A couple things to remember before getting started:
Wear gloves. Cement will dry out your hands like nothing else.
Wear eye goggles. Cement will dry out your eyes like nothing else.
1. The old hoe and wheelbarrow method: Mixing up a batch of concrete with a hoe and wheelbarrow is pretty simple. You need a hoe and a wheelbarrow, and that's it. Dump a bag of cement in the wheelbarrow, add the amount of water recommended on the bag, and get to mixing.
2. The drill, paddle, and bucket method: You need to rent a heavy-duty drill for this one, and you'll also need a paddle and bucket. I've mixed concrete a few different ways, and this has been by far the fastest. Fill a bucket a little less than halfway with cement from the bag. Add a little water and start the drill in the bottom. Don't add too much water right away or it'll splash everywhere. You'll know the concrete is ready when it starts to swirl pretty evenly, like this:
It's easier to do than using the hoe and wheelbarrow, and actually faster than most mixers you can rent.

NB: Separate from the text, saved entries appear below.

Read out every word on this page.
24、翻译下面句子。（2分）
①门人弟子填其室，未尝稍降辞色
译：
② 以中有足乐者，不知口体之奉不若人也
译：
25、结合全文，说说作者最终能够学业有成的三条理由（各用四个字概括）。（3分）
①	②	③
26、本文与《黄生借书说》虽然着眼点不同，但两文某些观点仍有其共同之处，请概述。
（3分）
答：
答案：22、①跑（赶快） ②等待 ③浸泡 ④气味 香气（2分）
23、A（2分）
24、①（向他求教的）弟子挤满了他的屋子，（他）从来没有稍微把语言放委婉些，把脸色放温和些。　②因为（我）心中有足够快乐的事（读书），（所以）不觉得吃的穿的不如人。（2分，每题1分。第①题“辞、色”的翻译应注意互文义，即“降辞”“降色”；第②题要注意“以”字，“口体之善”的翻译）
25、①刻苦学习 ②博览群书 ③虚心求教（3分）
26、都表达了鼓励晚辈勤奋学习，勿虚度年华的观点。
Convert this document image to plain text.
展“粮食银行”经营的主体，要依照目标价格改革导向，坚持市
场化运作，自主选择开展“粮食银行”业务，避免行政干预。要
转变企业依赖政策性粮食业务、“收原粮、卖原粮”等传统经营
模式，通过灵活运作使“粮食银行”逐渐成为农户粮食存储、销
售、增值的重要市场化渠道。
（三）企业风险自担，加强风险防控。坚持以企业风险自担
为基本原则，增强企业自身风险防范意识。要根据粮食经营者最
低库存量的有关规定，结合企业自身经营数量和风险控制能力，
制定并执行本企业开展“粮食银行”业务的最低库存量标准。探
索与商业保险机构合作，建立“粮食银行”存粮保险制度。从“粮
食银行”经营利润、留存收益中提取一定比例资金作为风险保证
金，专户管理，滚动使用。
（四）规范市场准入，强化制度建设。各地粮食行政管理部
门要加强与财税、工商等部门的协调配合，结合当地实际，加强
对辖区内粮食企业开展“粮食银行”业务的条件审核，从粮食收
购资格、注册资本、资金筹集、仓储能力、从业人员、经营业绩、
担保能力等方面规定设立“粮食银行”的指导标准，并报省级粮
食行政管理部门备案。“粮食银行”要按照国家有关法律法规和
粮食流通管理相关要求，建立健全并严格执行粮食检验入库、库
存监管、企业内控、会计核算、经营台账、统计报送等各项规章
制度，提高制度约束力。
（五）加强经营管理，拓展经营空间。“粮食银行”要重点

But like I said, don't resist the urge if you want to hitch that big mixer to the back of your truck and take it home for a day of big-time cement/concrete mixing. If you've got a whole driveway to pour, you'll need it. There's nothing like the thrill of using real heavy machinery to do a job, whatever it is. And there's nothing like cleaning that heavy machinery before bringing it back to the rental house. They'll charge you otherwise.